Published: June 12, 2015 | Author: Thomas Ybarra | Read Time: 2 minutes

Taking a break from the summer heat, six high school students sat in a classroom hearing exciting lectures, participating in debate, and posed large, philosophical questions in Southern Utah University’s philosophy summer camp, Utah Philosophy Lyceum. Classes are out and vacations have started but for these students getting ahead in education while having fun is what they experienced while participating in this unique summer opportunity.

The Grace A. Tanner Center sponsored the Utah Philosophy Lyceum headed by philosophy professor, Kirk Fitzpatrick. The Tanner Center’s sponsorship allowed for the weeklong summer camp to be free for all high school students attending.

Professor Kris Phillips, an assistant professor of philosophy, co-founded and organized this year’s first Philosophy Lyceum after receiving positive feedback for a similar camp he co-founded as a graduate student in Iowa before teaching at SUU.

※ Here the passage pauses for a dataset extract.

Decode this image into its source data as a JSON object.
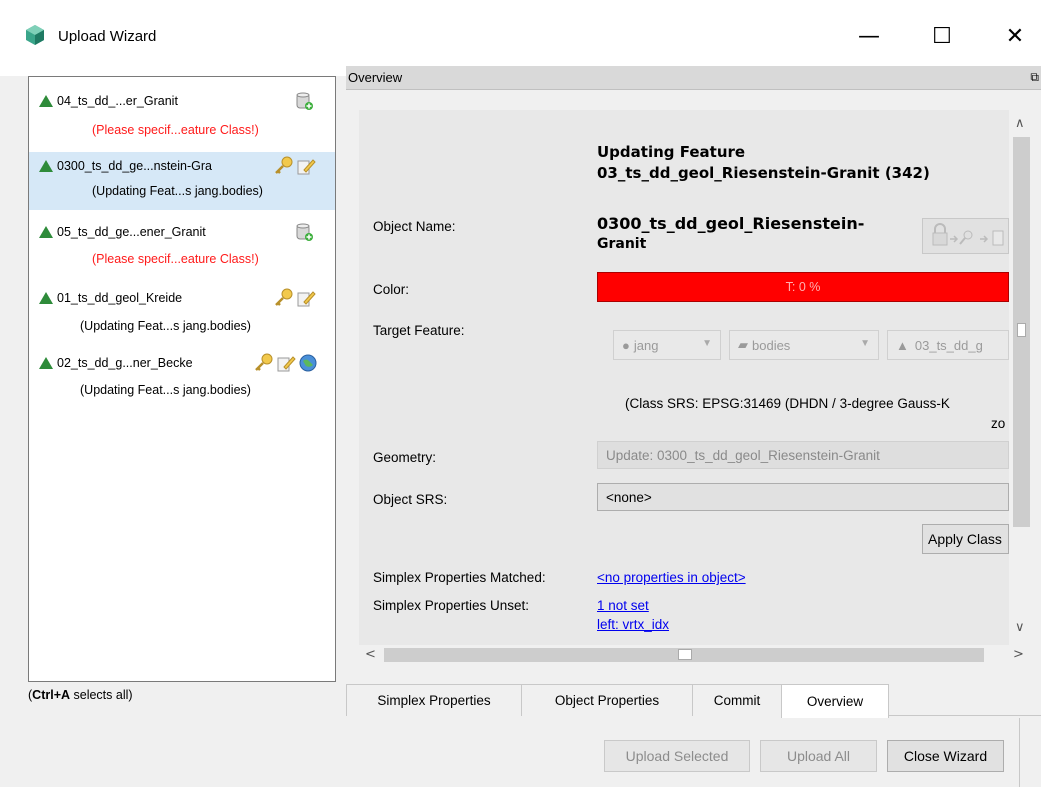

On the first day of the camp students were posed with the question, “What is philosophy?” and learned the theory behind philosophy.

Participants studied sections of Plato’s Republic, Descartes’s Meditations, and Everyday Examples: An Introduction to Philosophy. Fitzpatrick and Phillips tag-teamed teaching the lessons, monitoring the debates, and leading the discussions.

The weeklong lyceum focused lessons on an introductory of philosophy, morality and ethics, political theory, and the knowledge and power of evidence in debate.

Students were asked to answer and debate the following questions throughout the week: “what is philosophy,” “who is an expert in ethics and morality,” and everyone’s favorite question, “but why?” 

For all students participating it was an exciting, interesting, and easy approach to Plato’s political theory. “Today’s lesson made me realize how philosophy is mainstreamed into many different topics. Today it was political science and theory, it was such a cool and different way to learn about it,” said participating high school senior Noah Strasmann.

Phillips hopes the Utah Philosophy Lyceum gains momentum and plans for next year’s summer camp is already in the works. Phillips’ ambition is to gear students toward a more sympathetic view toward others and to help them realize that it’s okay if they don’t have all the answers. 

“I want to breed open-mindedness, self-reflection, and awareness of personal growth for these students,” says Phillips and believes that these discussions in his Utah Lyceum will open up the opportunity.

Southern Utah University’s Utah Philosophy Lyceum provided high school students a learning opportunity in a fun and expressive manner. As the camp grows, Phillips and Fitzpatrick hope to include current students at SUU to help facilitate and direct the summer camp.